Data are also accumulating to support the prophylactic use of low V _T in mechanically ventilated patients without lung injury, in order to prevent ARDS [7]. For instance, in abdominal surgical patients ventilated with V _T ≤8 mL/kg PBW, Futier and colleagues [12] reported a reduction in major pulmonary and extrapulmonary complications, as well as a reduction in hospital length of stay (LOS), while Severgnini et al. [22] found an improved pulmonary function and a reduced modified Clinical Pulmonary Infection Score [23], but no differences in hospital LOS. A recent meta-analysis of RCTs [6] corroborated partially the finding of the previous studies (which were also included in the meta-analysis) showing that low V _T in patients without lung injury is associated with a reduced incidence of ARDS and of pulmonary infection but not associated with a reduced hospital LOS or mortality. Accordingly, the extensive use of prophylactic protective ventilation in all mechanically ventilated patients cannot be recommended at the time, but it is advisable in patients with risk factors for ARDS [7, 16, 24].

Low-V _T ventilation often results in hypercapnia and acidosis, with possible metabolic complications such as acute hyperkalemia [2, 7]. These abnormalities can be counteracted by increasing respiratory rate (RR), but it should be considered that high RR (usually >30 breaths/min) may lead to dynamic hyperinflation and auto-PEEP [7]. However, since low-V _T ventilation was shown to reduce mortality despite hypercapnia [9, 10], it may be speculated that the latter itself may be beneficial due to rightward shift of the oxyhemoglobin dissociation curve, systemic and microcirculatory vasodilation, and inhibitory effects on inflammatory cells. Moreover, mean pCO₂ levels of 66.5 mmHg or higher and a pH up to 7.15 can be tolerated unless specific contraindications exist, such as increased intracranial pressure [2].

The use of extracorporeal arteriovenous CO₂ removal, allowing “ultraprotective” ventilation (V _T ≈ 3 mL/kg PBW), has been investigated in severe ARDS patients, but its impact on survival remains to be determined [17].

According to current evidences, higher levels of PEEP should be reserved for moderate to severe forms of ARDS [19]. Maybe, in patients with mild ARDS, the potential adverse effects of higher PEEP levels (e.g., impairment of venous return, circulatory depression, lung overdistension) may overcome the advantages [4, 13]. On the other hand, it is also possible that clinical trials failed to show a clear benefit of higher PEEP levels [13, 14] due to the difficulty in tailoring PEEP on the single patient [5]. In fact, lung inflation is strictly dependent on transpulmonary pressure (P _TP), that is, the difference between alveolar and pleural pressure [4, 5]. Since pleural pressure is broadly and unpredictably variable among ARDS patients, it is difficult to determine which level of PEEP is needed to prevent alveolar collapse and, therefore, atelectrauma in the individual patient.

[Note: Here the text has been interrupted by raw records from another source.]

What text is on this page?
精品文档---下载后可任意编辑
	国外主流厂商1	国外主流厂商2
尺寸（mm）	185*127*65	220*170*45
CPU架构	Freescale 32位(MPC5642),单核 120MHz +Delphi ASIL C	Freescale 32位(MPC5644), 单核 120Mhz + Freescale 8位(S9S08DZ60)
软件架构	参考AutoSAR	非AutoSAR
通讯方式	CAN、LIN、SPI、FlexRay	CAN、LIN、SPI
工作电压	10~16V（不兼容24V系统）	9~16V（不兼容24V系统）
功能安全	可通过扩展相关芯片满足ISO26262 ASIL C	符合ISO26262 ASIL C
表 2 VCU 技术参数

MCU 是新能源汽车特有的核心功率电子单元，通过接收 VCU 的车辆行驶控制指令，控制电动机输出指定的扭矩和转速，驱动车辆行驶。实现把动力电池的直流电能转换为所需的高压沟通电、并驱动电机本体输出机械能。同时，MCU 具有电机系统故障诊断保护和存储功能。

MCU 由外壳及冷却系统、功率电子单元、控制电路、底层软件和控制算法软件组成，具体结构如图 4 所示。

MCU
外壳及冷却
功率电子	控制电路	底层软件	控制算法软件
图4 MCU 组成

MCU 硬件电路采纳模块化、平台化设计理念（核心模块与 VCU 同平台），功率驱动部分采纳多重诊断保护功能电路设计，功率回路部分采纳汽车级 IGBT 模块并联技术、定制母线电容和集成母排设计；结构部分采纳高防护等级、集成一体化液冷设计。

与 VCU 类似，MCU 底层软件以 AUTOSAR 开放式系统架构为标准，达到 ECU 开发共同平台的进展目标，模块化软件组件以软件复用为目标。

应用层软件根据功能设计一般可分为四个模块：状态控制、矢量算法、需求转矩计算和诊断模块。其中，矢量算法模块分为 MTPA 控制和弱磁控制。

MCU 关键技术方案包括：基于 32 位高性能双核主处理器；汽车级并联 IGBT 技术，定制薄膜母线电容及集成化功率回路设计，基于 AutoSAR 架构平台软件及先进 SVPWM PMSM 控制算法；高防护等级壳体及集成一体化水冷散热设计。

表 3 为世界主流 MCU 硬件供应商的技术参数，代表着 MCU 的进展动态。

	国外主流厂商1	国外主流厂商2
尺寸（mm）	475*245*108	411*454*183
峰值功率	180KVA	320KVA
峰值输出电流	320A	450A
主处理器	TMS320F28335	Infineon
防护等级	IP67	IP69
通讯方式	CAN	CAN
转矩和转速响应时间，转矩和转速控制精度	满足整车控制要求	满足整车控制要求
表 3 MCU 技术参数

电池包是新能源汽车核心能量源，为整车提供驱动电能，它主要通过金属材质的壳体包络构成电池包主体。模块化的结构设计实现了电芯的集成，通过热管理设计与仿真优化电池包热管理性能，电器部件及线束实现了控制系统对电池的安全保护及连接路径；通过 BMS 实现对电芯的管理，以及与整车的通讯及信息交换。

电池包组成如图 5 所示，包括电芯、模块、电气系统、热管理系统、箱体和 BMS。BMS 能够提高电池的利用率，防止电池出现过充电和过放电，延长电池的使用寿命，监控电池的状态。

As already mentioned, a promising approach would be to use esophageal pressure, which provides (with some important limitations) an estimation of pleural pressure useful to set PEEP [2, 4, 5, 15]. Talmor and colleagues [15] used this approach in a small, single-center trial and reported, in addition to improved oxygenation, a trend toward reduced 28-day mortality. A large mRCT is currently underway [5] and could clarify the impact of such an approach on the outcome of ARDS.